Durante o período védico, a doutrina do carma e a da reencarnação eram vistas como algo positivo. Por meio dos sacrifícios e das boas ações, o indivíduo podia garantir que iria viver várias vidas. Mais tarde, o hinduísmo passou a considerar esse ciclo como algo negativo, como um círculo vicioso a ser quebrado.
O hinduísmo não possui uma doutrina clara e não ambígua sobre a salvação que explique de que modo o homem pode escapar do interminável e cansativo ciclo das reencarnações. Dentro do hinduísmo há uma grande quantidade de movimentos e seitas com visões divergentes.
Apesar disso, é possível distinguir três caminhos diferentes para a graça, que exerceram papel relevante na história da Índia. São as Vias do sacrifício, do conhecimento e da devoção.
Essas vias não não movimentos religiosos organizados. Trata-se, na verdade, de três tendências principais dentro do hinduísmo. O caminho escolhido pode depender do indivíduo. Mas um hinduísta também pode se inspirar nessas três vias.
A via do sacrifício
A palavra indiana para “ato” é karma. Hoje ela é usada para denotar todos os atos humanos — ou o resultado coletivo desses atos. No período védico, o termo se referia basicamente a atos religiosos ou rituais, em especial aos atos sacrificiais. Estes eram necessários para incrementar a fertilidade e manter a ordem universal. Esse antigo costume sacrificial, minuciosamente descrito nos Vedas, continua a desempenhar um papel capital no hinduísmo. Fazendo sacrifícios e boas ações, muitos hinduístas tentam obter a felicidade terrena, boa saúde, riqueza e copiosa descendência. O objetivo permanece o mesmo de outras correntes do hinduísmo: libertar-se do círculo vicioso da transmigração do espírito
A via do conhecimento (ou da compreensão)
Segundo uma ideia central dos Upanishads, é a ignorância do homem que o amarra ao ciclo da reencarnação. Compreender a verdadeira natureza da existência — o oposto da ignorância — será, portanto, um caminho para a salvação. É apenas quando o homem adquire o reto conhecimento que ele é redimido da implacável roda da transmigração.

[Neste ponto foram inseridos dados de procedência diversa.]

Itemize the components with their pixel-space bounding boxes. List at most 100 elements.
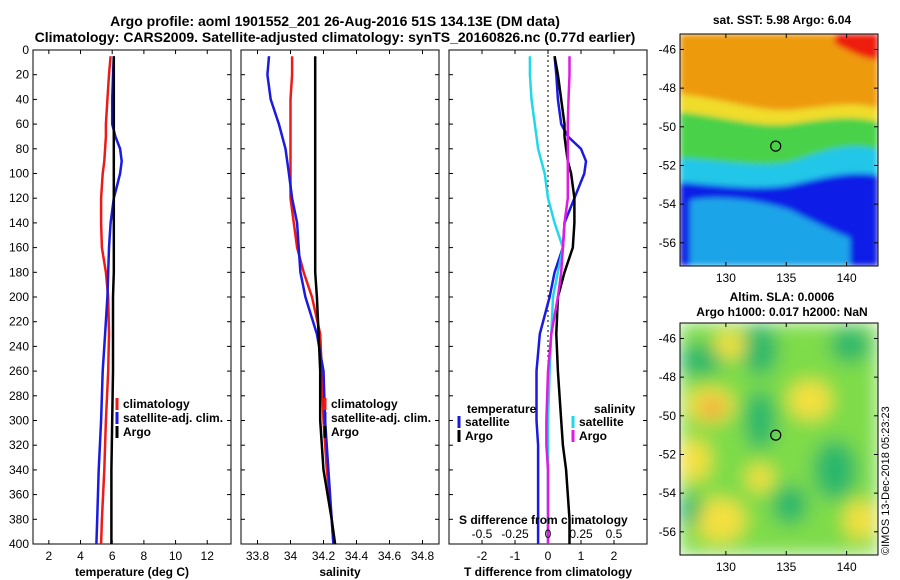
- sla-anomaly-patch: [844, 500, 876, 540]
- x-tick-label: 8: [141, 549, 148, 563]
- x-tick-label: 34.2: [312, 549, 336, 563]
- map-y-tick-label: -48: [659, 370, 677, 384]
- panel-frame: [240, 49, 440, 545]
- y-tick-label: 120: [9, 191, 29, 205]
- legend-label: satellite: [465, 415, 510, 429]
- x-tick-label: -2: [477, 549, 488, 563]
- x-tick-label: -1: [510, 549, 521, 563]
- sla-map-subtitle: Argo h1000: 0.017 h2000: NaN: [696, 305, 868, 319]
- map-y-tick-label: -50: [659, 409, 677, 423]
- sla-anomaly-patch: [742, 324, 778, 376]
- legend-group-title: salinity: [594, 402, 636, 416]
- series-line-temperature-argo: [553, 55, 576, 544]
- y-tick-label: 380: [9, 512, 29, 526]
- sla-map-title: Altim. SLA: 0.0006: [729, 290, 835, 304]
- legend-label: Argo: [579, 429, 607, 443]
- x-tick-label: 34.4: [345, 549, 369, 563]
- legend-label: Argo: [123, 425, 151, 439]
- series-line-argo: [110, 56, 116, 544]
- sst-cyan-tongue: [690, 198, 850, 266]
- sst-map-title: sat. SST: 5.98 Argo: 6.04: [712, 13, 852, 27]
- panel-frame: [32, 49, 232, 545]
- map-x-tick-label: 140: [837, 271, 857, 285]
- sst-hot-band: [680, 34, 878, 111]
- top-tick-label: 0: [545, 527, 552, 541]
- sla-anomaly-patch: [694, 498, 746, 542]
- sst-field: [680, 34, 878, 266]
- y-tick-label: 180: [9, 265, 29, 279]
- float-location-marker: [770, 429, 782, 441]
- legend-label: Argo: [331, 425, 359, 439]
- profile-panel-2: 33.8 34 34.2 34.4 34.6 34.8 salinity climatolog…: [240, 49, 440, 579]
- map-y-tick-label: -46: [659, 331, 677, 345]
- sla-anomaly-patch: [772, 485, 808, 525]
- map-x-tick-label: 140: [837, 560, 857, 574]
- map-y-tick-label: -54: [659, 197, 677, 211]
- legend-label: Argo: [465, 429, 493, 443]
- sla-anomaly-patch: [788, 380, 832, 420]
- legend-label: climatology: [123, 397, 190, 411]
- profile-panel-3: -2 -1 0 1 2 T difference from climatology temp…: [448, 49, 648, 579]
- y-tick-label: 240: [9, 339, 29, 353]
- y-tick-label: 20: [16, 68, 30, 82]
- top-axis-label: S difference from climatology: [459, 513, 628, 527]
- y-tick-label: 80: [16, 142, 30, 156]
- series-line-salinity-argo: [545, 56, 571, 544]
- legend-label: climatology: [331, 397, 398, 411]
- series-line-climatology: [99, 56, 112, 544]
- top-tick-label: 0.25: [569, 527, 593, 541]
- sla-anomaly-patch: [680, 438, 711, 482]
- x-tick-label: 1: [578, 549, 585, 563]
- sla-map: 130 135 140 -46 -48 -50 -52 -54 -56: [659, 322, 879, 574]
- sla-anomaly-patch: [714, 331, 746, 359]
- y-tick-label: 280: [9, 389, 29, 403]
- sla-anomaly-patch: [746, 464, 774, 492]
- x-tick-label: 0: [545, 549, 552, 563]
- legend-group-title: temperature: [467, 402, 537, 416]
- y-tick-label: 60: [16, 117, 30, 131]
- x-tick-label: 10: [169, 549, 183, 563]
- sst-red-patch: [835, 34, 878, 60]
- map-y-tick-label: -46: [659, 42, 677, 56]
- x-tick-label: 6: [109, 549, 116, 563]
- profile-panel-1: 0 20 40 60 80 100 120 140 160 180 200 220 240 260 280 3…: [9, 43, 232, 579]
- map-y-tick-label: -50: [659, 120, 677, 134]
- sla-anomaly-patch: [744, 390, 776, 450]
- sla-anomaly-patch: [700, 399, 724, 417]
- map-y-tick-label: -48: [659, 81, 677, 95]
- x-tick-label: 34: [284, 549, 298, 563]
- series-group: [528, 55, 588, 544]
- x-tick-label: 33.8: [246, 549, 270, 563]
- top-tick-label: -0.25: [501, 527, 529, 541]
- x-tick-label: 4: [77, 549, 84, 563]
- map-x-tick-label: 130: [716, 560, 736, 574]
- legend-label: satellite: [579, 415, 624, 429]
- x-axis-label: temperature (deg C): [75, 565, 189, 579]
- top-tick-label: -0.5: [472, 527, 493, 541]
- sla-anomaly-patch: [813, 440, 857, 500]
- title-line-2: Climatology: CARS2009. Satellite-adjuste…: [34, 29, 636, 45]
- sla-anomaly-patch: [680, 344, 722, 376]
- series-line-argo: [313, 56, 337, 544]
- map-y-tick-label: -56: [659, 236, 677, 250]
- series-group: [95, 56, 123, 544]
- y-tick-label: 200: [9, 290, 29, 304]
- map-y-tick-label: -52: [659, 158, 677, 172]
- map-y-tick-label: -54: [659, 486, 677, 500]
- y-tick-label: 260: [9, 364, 29, 378]
- top-tick-label: 0.5: [606, 527, 623, 541]
- float-location-marker: [770, 140, 782, 152]
- legend-label: satellite-adj. clim.: [331, 411, 431, 425]
- y-tick-label: 300: [9, 414, 29, 428]
- y-tick-label: 340: [9, 463, 29, 477]
- map-frame: [679, 33, 879, 267]
- y-tick-label: 140: [9, 216, 29, 230]
- map-y-tick-label: -56: [659, 525, 677, 539]
- sst-map: 130 135 140 -46 -48 -50 -52 -54 -56: [659, 33, 879, 285]
- x-axis-label: salinity: [319, 565, 361, 579]
- map-x-tick-label: 130: [716, 271, 736, 285]
- x-axis-label: T difference from climatology: [464, 565, 632, 579]
- x-tick-label: 34.8: [411, 549, 435, 563]
- sla-anomaly-patch: [830, 327, 870, 363]
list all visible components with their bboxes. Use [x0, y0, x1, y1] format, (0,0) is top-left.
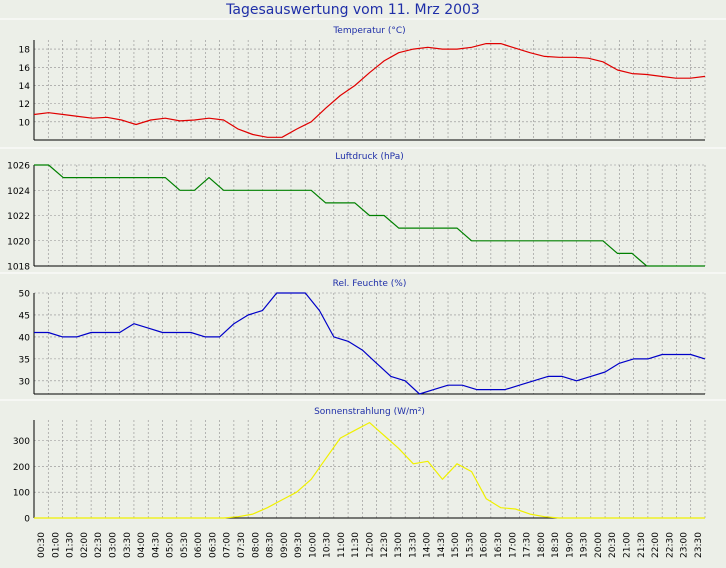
chart-title: Rel. Feuchte (%) [333, 279, 407, 289]
x-tick-label: 03:30 [123, 532, 133, 558]
y-tick-label: 12 [19, 100, 30, 110]
x-tick-label: 20:30 [608, 532, 618, 558]
x-tick-label: 06:00 [194, 532, 204, 558]
chart-title: Sonnenstrahlung (W/m²) [314, 407, 425, 417]
x-tick-label: 09:30 [294, 532, 304, 558]
chart-panel-3: Rel. Feuchte (%) 30 35 40 45 50 [19, 279, 706, 395]
x-tick-labels: 00:30 01:00 01:30 02:00 02:30 03:00 03:30 04:00… [37, 532, 704, 558]
x-tick-label: 05:00 [166, 532, 176, 558]
y-tick-label: 10 [19, 118, 31, 128]
x-tick-label: 23:00 [680, 532, 690, 558]
x-tick-label: 07:30 [237, 532, 247, 558]
y-tick-label: 50 [19, 290, 31, 300]
y-tick-label: 30 [19, 377, 31, 387]
x-tick-label: 14:00 [423, 532, 433, 558]
y-tick-label: 0 [24, 515, 30, 525]
x-tick-label: 02:30 [94, 532, 104, 558]
x-tick-label: 02:00 [80, 532, 90, 558]
series-line [34, 164, 705, 267]
x-tick-label: 12:00 [366, 532, 376, 558]
y-tick-label: 14 [19, 82, 31, 92]
x-tick-label: 21:30 [637, 532, 647, 558]
x-tick-label: 18:30 [551, 532, 561, 558]
x-tick-label: 03:00 [109, 532, 119, 558]
x-tick-label: 22:30 [665, 532, 675, 558]
y-tick-label: 40 [19, 333, 31, 343]
x-tick-label: 10:30 [323, 532, 333, 558]
x-tick-label: 21:00 [622, 532, 632, 558]
y-tick-label: 300 [13, 437, 30, 447]
x-tick-label: 08:00 [251, 532, 261, 558]
y-tick-label: 18 [19, 46, 31, 56]
y-tick-label: 1018 [7, 263, 30, 273]
x-tick-label: 12:30 [380, 532, 390, 558]
x-tick-label: 06:30 [208, 532, 218, 558]
y-tick-label: 1026 [7, 162, 30, 172]
x-tick-label: 14:30 [437, 532, 447, 558]
y-tick-label: 45 [19, 311, 30, 321]
chart-panel-1: Temperatur (°C) 10 12 14 16 18 [19, 26, 706, 141]
x-tick-label: 00:30 [37, 532, 47, 558]
x-tick-label: 01:30 [66, 532, 76, 558]
x-tick-label: 15:30 [465, 532, 475, 558]
x-tick-label: 10:00 [308, 532, 318, 558]
x-tick-label: 17:30 [523, 532, 533, 558]
y-tick-label: 200 [13, 463, 30, 473]
x-tick-label: 17:00 [508, 532, 518, 558]
x-tick-label: 08:30 [266, 532, 276, 558]
series-line [34, 422, 705, 519]
x-tick-label: 07:00 [223, 532, 233, 558]
x-tick-label: 01:00 [51, 532, 61, 558]
page-title: Tagesauswertung vom 11. Mrz 2003 [225, 2, 480, 18]
x-tick-label: 04:00 [137, 532, 147, 558]
x-tick-label: 13:30 [408, 532, 418, 558]
x-tick-label: 22:00 [651, 532, 661, 558]
x-tick-label: 19:30 [580, 532, 590, 558]
y-tick-label: 1024 [7, 187, 30, 197]
y-tick-label: 16 [19, 64, 31, 74]
x-tick-label: 20:00 [594, 532, 604, 558]
x-tick-label: 11:30 [351, 532, 361, 558]
x-tick-label: 09:00 [280, 532, 290, 558]
chart-title: Luftdruck (hPa) [335, 152, 404, 162]
chart-panel-2: Luftdruck (hPa) 1018 1020 1022 1024 1026 [7, 152, 706, 273]
x-tick-label: 13:00 [394, 532, 404, 558]
x-tick-label: 15:00 [451, 532, 461, 558]
x-tick-label: 16:30 [494, 532, 504, 558]
chart-title: Temperatur (°C) [332, 26, 405, 36]
series-line [33, 42, 706, 138]
x-tick-label: 19:00 [565, 532, 575, 558]
x-tick-label: 04:30 [151, 532, 161, 558]
y-tick-label: 35 [19, 355, 30, 365]
x-tick-label: 11:00 [337, 532, 347, 558]
x-tick-label: 05:30 [180, 532, 190, 558]
chart-panel-4: Sonnenstrahlung (W/m²) 0 100 200 300 [13, 407, 706, 525]
y-tick-label: 1022 [7, 212, 30, 222]
y-tick-label: 100 [13, 489, 30, 499]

O conhecimento que traz a salvação é o de que a alma humana (atmã) e o mundo espiritual (Brahman) são uma coisa só
O Brahman é o princípio construtivo do universo, uma força que permeia tudo, uma divindade impessoal. Todas as almas individuais são reflexos dessa única alma universal.
O homem é libertado da transmigração ao adquirir plena compreensão da unidade entre atmã e Brahman. O objetivo é se dissolver no Brahman, assim como uma gota de chuva se dissolve no mar.
A via da devoção
Uma terceira rota para a salvação, proposta que começou a se difundir no Sul da Índia por volta de 600 a.C. e logo se espalhou por todo o subcontinente, é a via da devoção. Já no século III a.C. esse caminho para a graça encontrara sua expressão clássica no Bhagavad Gita, um poema catequético.
Essa terceira tendência do hinduísmo é a que predomina na Índia moderna, e o Bhagavad Gita é o livro sagrado que ocupa o lugar supremo na consciência do indiano médio.
Todas as três vias de salvação se baseiam na doutrina do carma. Sem rejeitar esses caminhos tradicionais para a salvação, o Bhagavad Gita aponta um caminho melhor e mais fácil. Se um homem se dedica a Deus e age desinteressadamente, isto é, sem pensar em ganhos e vantagens, ele será, pela graça de Deus, libertado da transmigração.
O Bhagavad Gita abre o caminho para uma associação mais pessoal com Deus do que os Vedas ou os Upanishads. Ela se caracteriza pelo amor e a devoção (bhakti) do homem para com Deus, num relacionamento eu-tu. Isso não significa que o Bhagavad Gita rejeite o sacrifício ou o conhecimento religioso.
É a misericórdia divina que salva uma pessoa do ciclo — e não seus próprios esforços. Portanto, o caminho mais seguro para a salvação é o bhakti, a devoção a Deus e a crença nele. Todas as pessoas, independentemente de sexo ou casta, podem conseguir a graça se se devotarem a Deus.